6. As a pilot exercise, more emphasis may have been necessary in the early stages of the project to develop common criteria for monitoring and evaluation, to assist the implementation partners in collecting information, and to analyze and document lessons learned. National coordinators of pilot activities maintained that a briefing on and discussion of pilot project objectives, implementation and monitoring and evaluation procedures among various teams of each region at the outset of the exercise would have been useful and would have enhanced project implementation. In addition, it was repeatedly stated by national project implementation teams that regional meetings to set up a system for self-evaluation, in which the implementation teams themselves would hold the responsibility for project evaluation would have further enhanced the pilot process.

In particular, the implementation teams in Bolivia, Peru and Thailand expressed a keen interest in sharing the lessons learned in their country exercises with other teams in the region. In view of the fact that both the Peru and Bolivia country exercises operated in a rural area that did not have institutional infrastructure for youth programmes, a regional workshop comparing the Latin American experiences would be especially relevant and useful to the entire pilot exercise.

7. The results of Knowledge, Attitude and Practice Surveys (KAP) conducted in some of the pilot countries suggest that population education based on the FAO youth leader guides has had a positive impact on training participants in terms of the frequency that population issues were discussed, awareness of the risks of early pregnancy, and changing preferences towards a reduced number of children. However, assessing the long-term impact of the exercise on the basis of these KAPs may not be adequate, as most of these changes in behaviour were measured immediately after the training. As was pointed out in the Peru pilot activity, long-term impact requires a long-term educational process rather than a limited number of population education sessions delivered over a brief period of time.

8. The pilot activities created considerable interest as well as high expectations in terms of a full-fledged project among youth organizations.

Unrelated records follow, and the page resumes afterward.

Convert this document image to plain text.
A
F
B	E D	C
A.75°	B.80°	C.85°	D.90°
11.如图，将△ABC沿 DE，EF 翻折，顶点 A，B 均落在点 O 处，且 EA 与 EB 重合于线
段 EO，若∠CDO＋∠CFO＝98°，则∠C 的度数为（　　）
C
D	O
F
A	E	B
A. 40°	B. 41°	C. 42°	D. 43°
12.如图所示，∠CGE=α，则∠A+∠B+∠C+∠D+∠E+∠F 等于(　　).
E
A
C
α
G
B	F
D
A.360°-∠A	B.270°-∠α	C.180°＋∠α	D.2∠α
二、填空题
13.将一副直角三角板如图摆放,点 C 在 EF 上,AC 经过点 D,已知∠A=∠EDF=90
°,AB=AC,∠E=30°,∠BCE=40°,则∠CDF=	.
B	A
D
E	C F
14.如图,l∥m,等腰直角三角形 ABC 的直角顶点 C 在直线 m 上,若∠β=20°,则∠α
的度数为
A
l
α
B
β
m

However, so far, follow-up action at the country level has been difficult due to a lack in resources on the part of youth organizations and the absence of involvement and coordination of pilot activities with UNFPA country programmes.

During this project review, some UNFPA Country Directors and CST team members stated that they were not sufficiently involved in the planning and implementation of pilot activities at the country level. In Zimbabwe, for instance, the FAO population education activities duplicated initiatives undertaken by the Boy Scouts under the UNFPA country programme. Close coordination and collaboration with UNFPA country programmes, however, appears to be crucial in providing adequate follow-up to the INT/92/P94 pilot activities. Given the high priority UNFPA attaches to targeting programmes at adolescents, follow-up to INT/92/P94 should be planned in such a way as to ensure close collaboration between FAO and UNFPA, both at Headquarters and at the country programme level.